I remember her reclining in the LaZBoy, her eyes shut as if the dull light from the family room lamp was a blinding force, causing her head to ache as it had never ached before. She was suffering the side effects of one of those diet pills that flushes your body of all the water and presto, change-o, look how trim you can be! All in a matter of days! Pay no attention to that migraine behind the curtain... She was on her way to her high school reunion that weekend. I felt sad for her, and ashamed, and full of empathy. We both had attended the same all-girls high school. I knew the social coup that it was then as a student and could imagine what it would be like twenty five years removed. Anyone who tells you that women don't dress for other women is dead. Wrong.
When I think about that whole reunion prep, it all seems like a bad cliche, like a corny skit with Dave Coulier. If only reunions were every five years, or maybe even ten years now, the anxiety might seem a bit more curtailed. But now the reunion is ongoing, the sizing up and self-
examination-condemnation is non-stop. We are all, most every one of us, a part of social networking sites, which would be better called social fretworking sits. They put the mass in massochism. They connect us to the former circles that orbited around our lockers and lunch tables; now the community is virtual but no less circumspect. It reminds us that gravity is still turned on and that it is still possible to fall -- our backpacks no longer full of tampons and protractors, but of pink slips and photos of us looking red-faced and sweaty at karaoke --and to feel the scourge of callous onlookers who pretend to be our friends when it is convenient.
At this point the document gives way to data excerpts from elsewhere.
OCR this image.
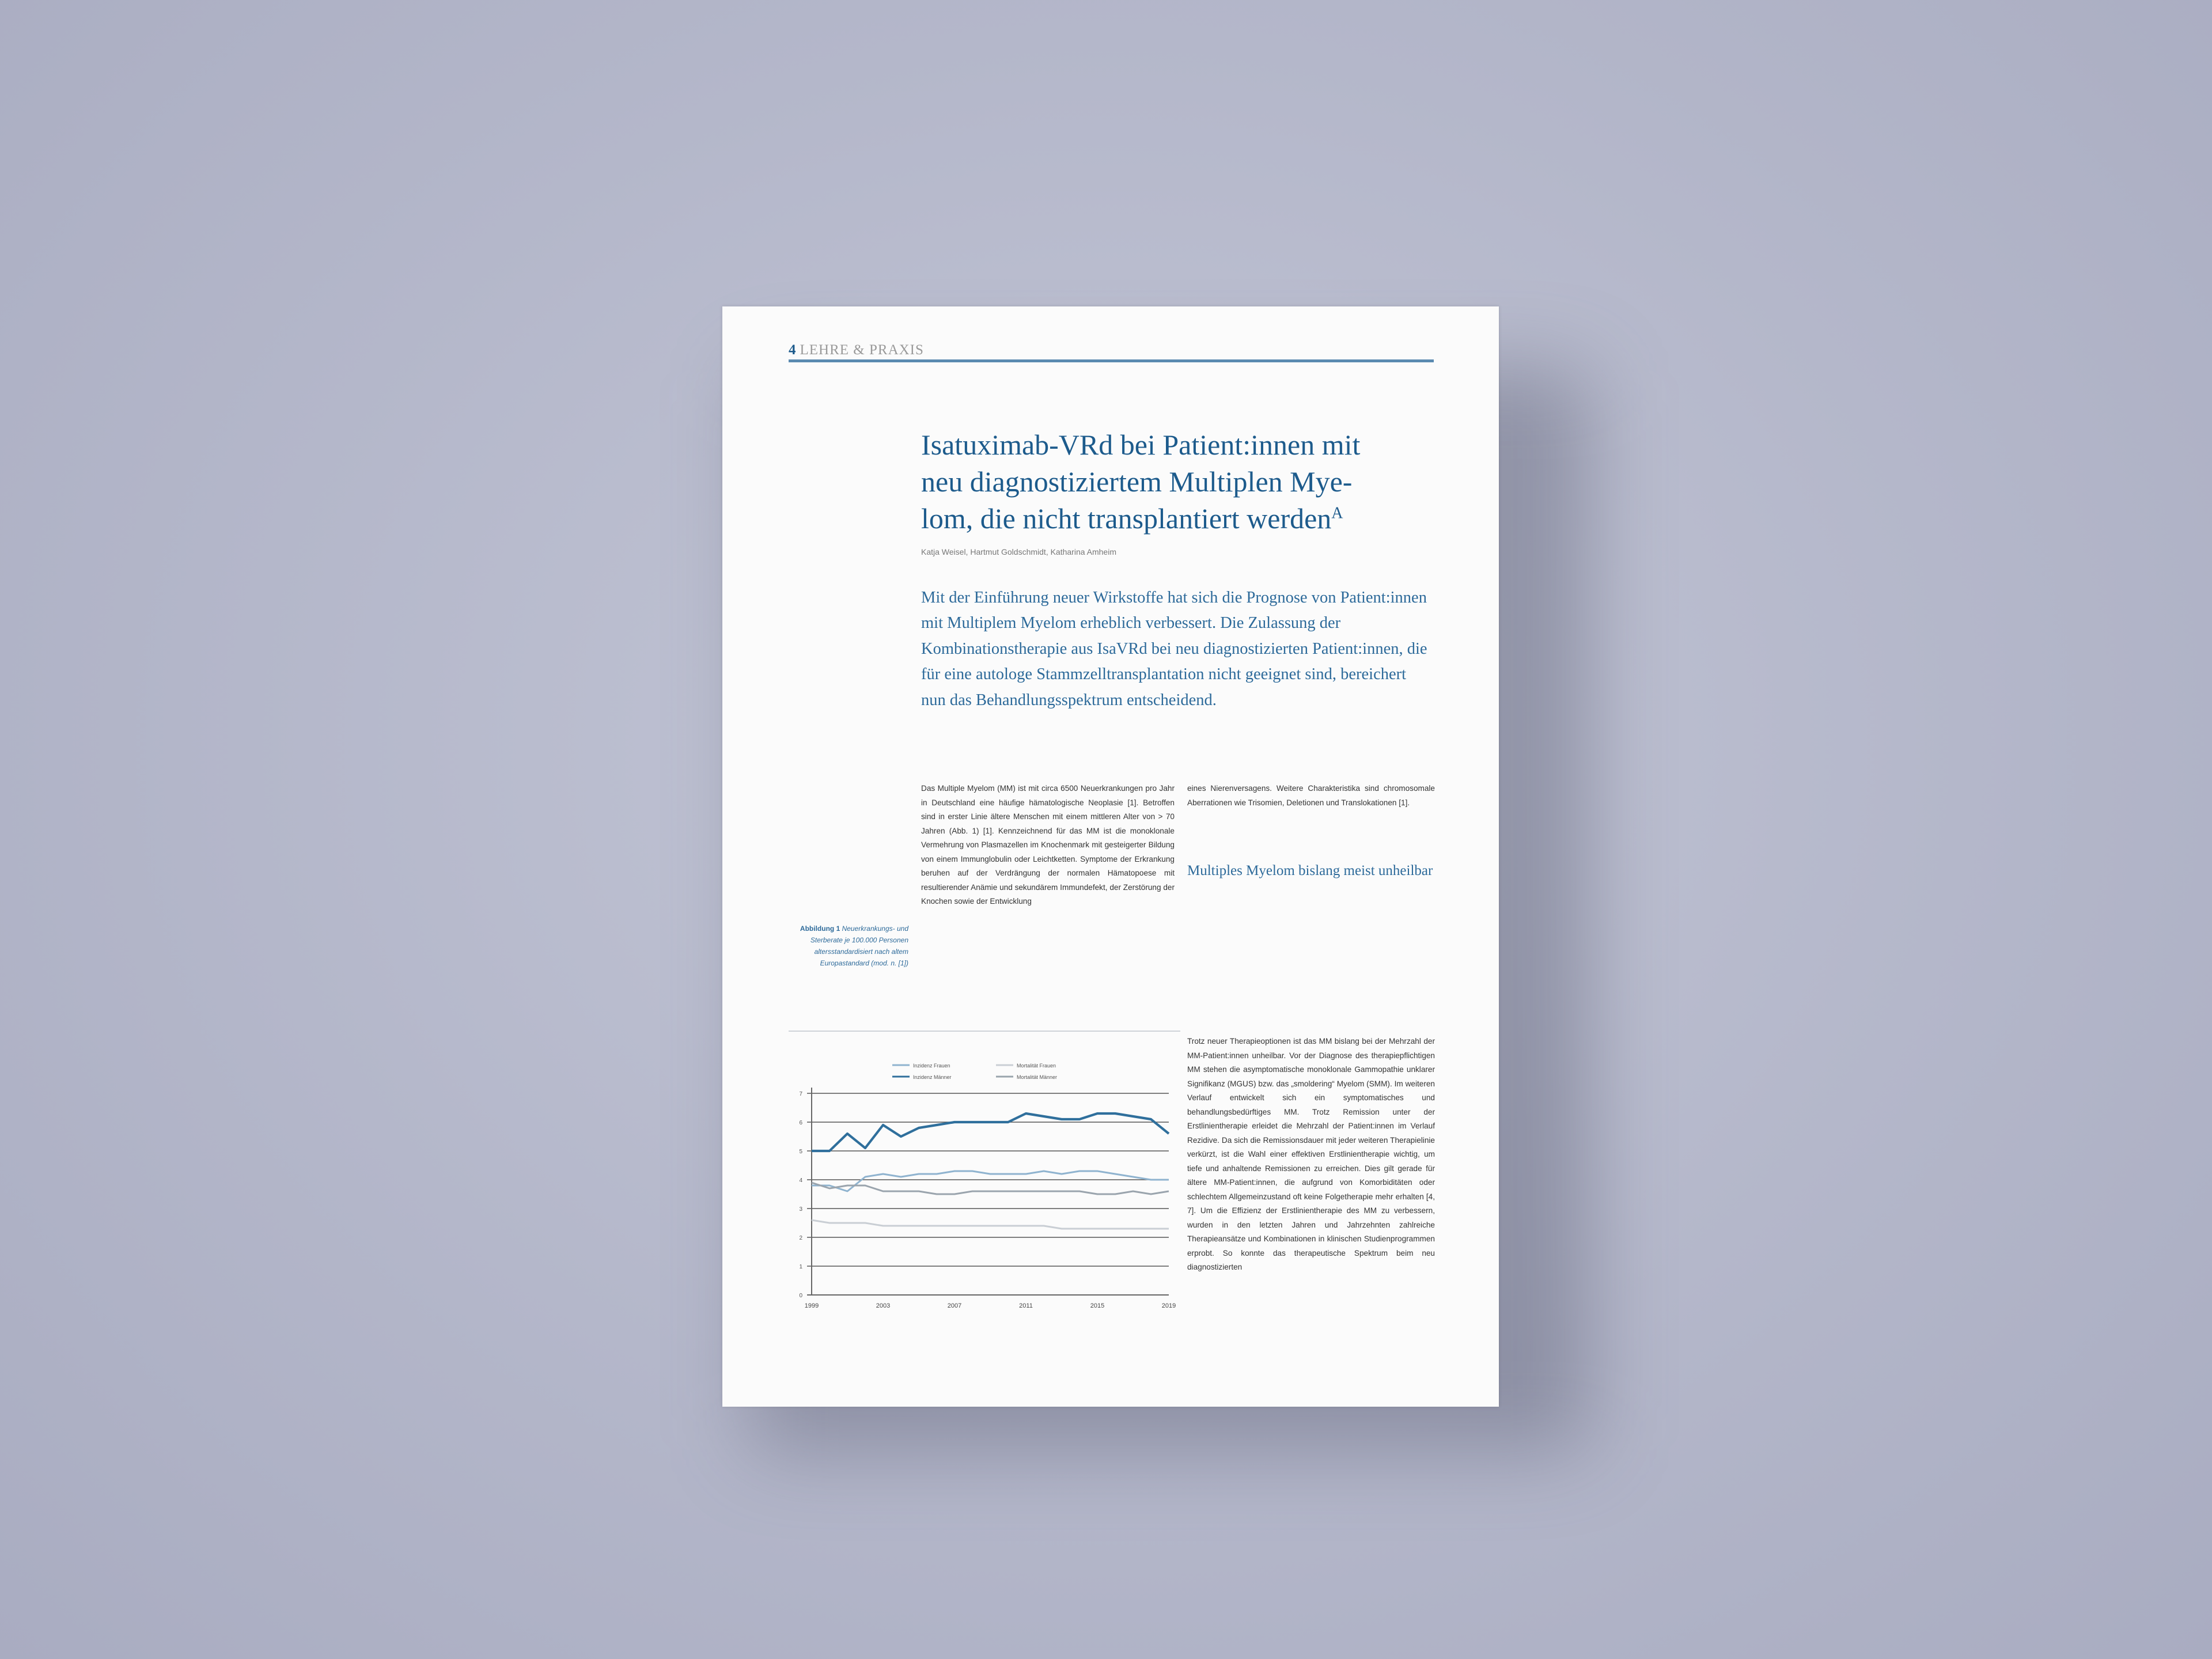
4 LEHRE & PRAXIS
Isatuximab-VRd bei Patient:innen mit
neu diagnostiziertem Multiplen Mye-
lom, die nicht transplantiert werden$^A$
Katja Weisel, Hartmut Goldschmidt, Katharina Amheim
Mit der Einführung neuer Wirkstoffe hat sich die Prognose von Patient:innen mit Multiplem Myelom erheblich verbessert. Die Zulassung der Kombinationstherapie aus IsaVRd bei neu diagnostizierten Patient:innen, die für eine autologe Stammzelltransplantation nicht geeignet sind, bereichert nun das Behandlungsspektrum entscheidend.
Das Multiple Myelom (MM) ist mit circa 6500 Neuerkrankungen pro Jahr in Deutschland eine häufige hämatologische Neoplasie [1]. Betroffen sind in erster Linie ältere Menschen mit einem mittleren Alter von > 70 Jahren (Abb. 1) [1]. Kennzeichnend für das MM ist die monoklonale Vermehrung von Plasmazellen im Knochenmark mit gesteigerter Bildung von einem Immunglobulin oder Leichtketten. Symptome der Erkrankung beruhen auf der Verdrängung der normalen Hämatopoese mit resultierender Anämie und sekundärem Immundefekt, der Zerstörung der Knochen sowie der Entwicklung
eines Nierenversagens. Weitere Charakteristika sind chromosomale Aberrationen wie Trisomien, Deletionen und Translokationen [1].
Multiples Myelom bislang meist unheilbar
Trotz neuer Therapieoptionen ist das MM bislang bei der Mehrzahl der MM-Patient:innen unheilbar. Vor der Diagnose des therapiepflichtigen MM stehen die asymptomatische monoklonale Gammopathie unklarer Signifikanz (MGUS) bzw. das „smoldering“ Myelom (SMM). Im weiteren Verlauf entwickelt sich ein symptomatisches und behandlungsbedürftiges MM. Trotz Remission unter der Erstlinientherapie erleidet die Mehrzahl der Patient:innen im Verlauf Rezidive. Da sich die Remissionsdauer mit jeder weiteren Therapielinie verkürzt, ist die Wahl einer effektiven Erstlinientherapie wichtig, um tiefe und anhaltende Remissionen zu erreichen. Dies gilt gerade für ältere MM-Patient:innen, die aufgrund von Komorbiditäten oder schlechtem Allgemeinzustand oft keine Folgetherapie mehr erhalten [4, 7]. Um die Effizienz der Erstlinientherapie des MM zu verbessern, wurden in den letzten Jahren und Jahrzehnten zahlreiche Therapieansätze und Kombinationen in klinischen Studienprogrammen erprobt. So konnte das therapeutische Spektrum beim neu diagnostizierten
Abbildung 1 Neuerkrankungs- und Sterberate je 100.000 Personen altersstandardisiert nach altem Europastandard (mod. n. [1])
0
1
2
3
4
5
6
7
1999	2003	2007	2011	2015	2019
Inzidenz Frauen	Mortalität Frauen
Inzidenz Männer	Mortalität Männer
It's not all bad, the perpetual reunion. I've connected with a fair number of friends whose ready connection I value, whose pictures of their backyard barbecues and children in bumble bee costumes warm my heart and make the distance between us seem not so untenable. But I cannot help but log on sometimes and feel skinned. I sometimes vet my own profile for something of worth, for a shred of something in there that might seem enviable, but which I know is not enough to impress because it's MY life and why would I want to trade it for someone else's? I also find myself growing irritated as I scan others' images, their status updates. How hopelessly transparent we all can be behind our titles and degrees and photoshopped jpegs. Show me you, kicked back, face wincing in pain on your LaZBoy. I'll show you mine.